Dévier dans lundimatin

vendredi 27 juin 2025 :: Permalien

— REVUE de PRESSE —

Publié dans lundimatin#478, le 3 juin 2025.

Dévier pour aller vers

« Rappelle-toi ce qu’a dit M. Guizot, qu’un travail incessant tenant l’ouvrier sans relâche à assurer le pain du lendemain était la condition indispensable pour garantir la société… » Jacques Rancière, La Nuit des prolétaires, cité in Guillaume Sabin, Dévier.

Guillaume Sabin a lu Jacques Rancière et il en fait un profit utile.
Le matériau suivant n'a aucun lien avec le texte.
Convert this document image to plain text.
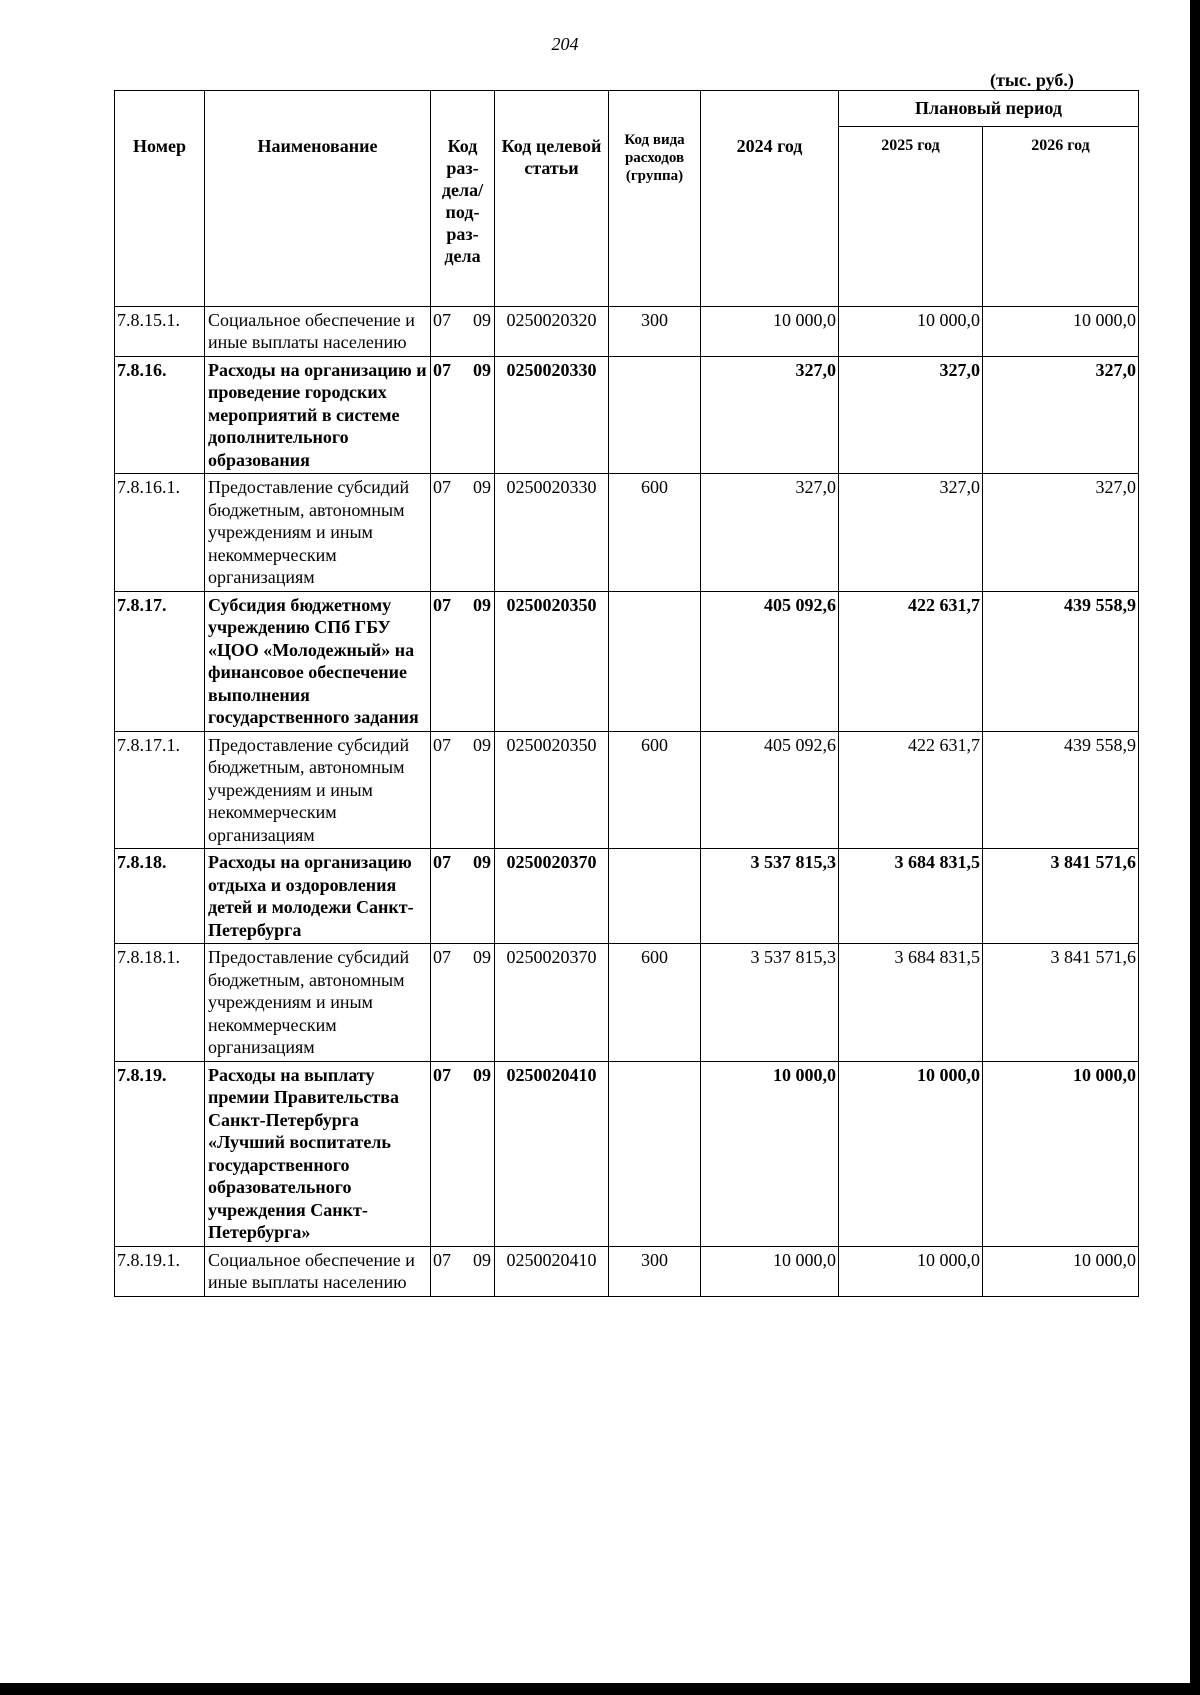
204
(тыс. руб.)
Номер	Наименование	Код раз-дела/ под-раз-дела	Код целевой статьи	Код вида расходов (группа)	2024 год	Плановый период	
						2025 год	2026 год
7.8.15.1.	Социальное обеспечение и иные выплаты населению	07 09	0250020320	300	10 000,0	10 000,0	10 000,0
7.8.16.	Расходы на организацию и проведение городских мероприятий в системе дополнительного образования	07 09	0250020330		327,0	327,0	327,0
7.8.16.1.	Предоставление субсидий бюджетным, автономным учреждениям и иным некоммерческим организациям	07 09	0250020330	600	327,0	327,0	327,0
7.8.17.	Субсидия бюджетному учреждению СПб ГБУ «ЦОО «Молодежный» на финансовое обеспечение выполнения государственного задания	07 09	0250020350		405 092,6	422 631,7	439 558,9
7.8.17.1.	Предоставление субсидий бюджетным, автономным учреждениям и иным некоммерческим организациям	07 09	0250020350	600	405 092,6	422 631,7	439 558,9
7.8.18.	Расходы на организацию отдыха и оздоровления детей и молодежи Санкт-Петербурга	07 09	0250020370		3 537 815,3	3 684 831,5	3 841 571,6
7.8.18.1.	Предоставление субсидий бюджетным, автономным учреждениям и иным некоммерческим организациям	07 09	0250020370	600	3 537 815,3	3 684 831,5	3 841 571,6
7.8.19.	Расходы на выплату премии Правительства Санкт-Петербурга «Лучший воспитатель государственного образовательного учреждения Санкт-Петербурга»	07 09	0250020410		10 000,0	10 000,0	10 000,0
7.8.19.1.	Социальное обеспечение и иные выплаты населению	07 09	0250020410	300	10 000,0	10 000,0	10 000,0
De même que l’auteur de La Nuit des prolétaires a travaillé à partir d’archives ouvrières pour décrire un quotidien occulté, mais aussi rapporter les aspirations et les capacités réelles d’une société mal représentée, sinon jamais, par les livres d’histoire ou de sociologie, comprendre le monde dans son économie, son possible système d’échanges, ne peut se faire qu’en écoutant les visages, c’est-à-dire les parcours individuels ou intracollectifs. C’est donc en ethnologue qu’il est que Sabin enquête sur des expériences de terrain dont il scrute les protagonistes, les interrogeant sur leur aventure de vie située en dehors des cadres les plus valorisés ordinairement. Il cite Robert Capa pour qui, si une photo n’est pas bonne, c’est qu’elle n’est pas prise d’assez près. À travers cet ouvrage le lecteur doit donc s’approcher des manières de vivre et d’intelligencer de quelques micro-sociétés en phase d’élaboration, et donc en devenir perpétuel.

À l’époque où l’épuisement physique des travailleurs de force s’est vu relégué, sur le plan de la notoriété, par le burn-out de professions moins salissantes, les prolétaires des catégories les plus diverses connaissent un sort évidemment peu enviable. Cependant, si un peu partout des expériences d’un autre ordre que celui de la performance et du rendement sont menées avec enthousiasme et imagination, c’est que leurs protagonistes n’ont que faire des promesses de la vie matérielle.
L’organisation du travail depuis le XVIIIe siècle et l’industrialisation n’a fait qu’instrumentaliser le travailleur en le mettant en concurrence avec la machine à laquelle il est attaché, il ne peut la soumettre qu’à condition de s’y accorder, en quelque sorte d’en parler la langue, non sans perdre de la sienne. Guillaume Sabin rappelle qu’en Angleterre au XIXe siècle des inspecteurs de fabriques « dénonçaient le sort des enfants soumis à des horaires de travail qui ne leur permettaient pas de regagner leur foyer et qui en conséquence dormaient dans des fossés ». Il ajoute : « L’exploitation de la force de travail est poussée jusqu’à l’épuisement : en 1860, dans la ville de Nottingham, un meeting exige la limitation de la journée de travail à… dix-huit heures. »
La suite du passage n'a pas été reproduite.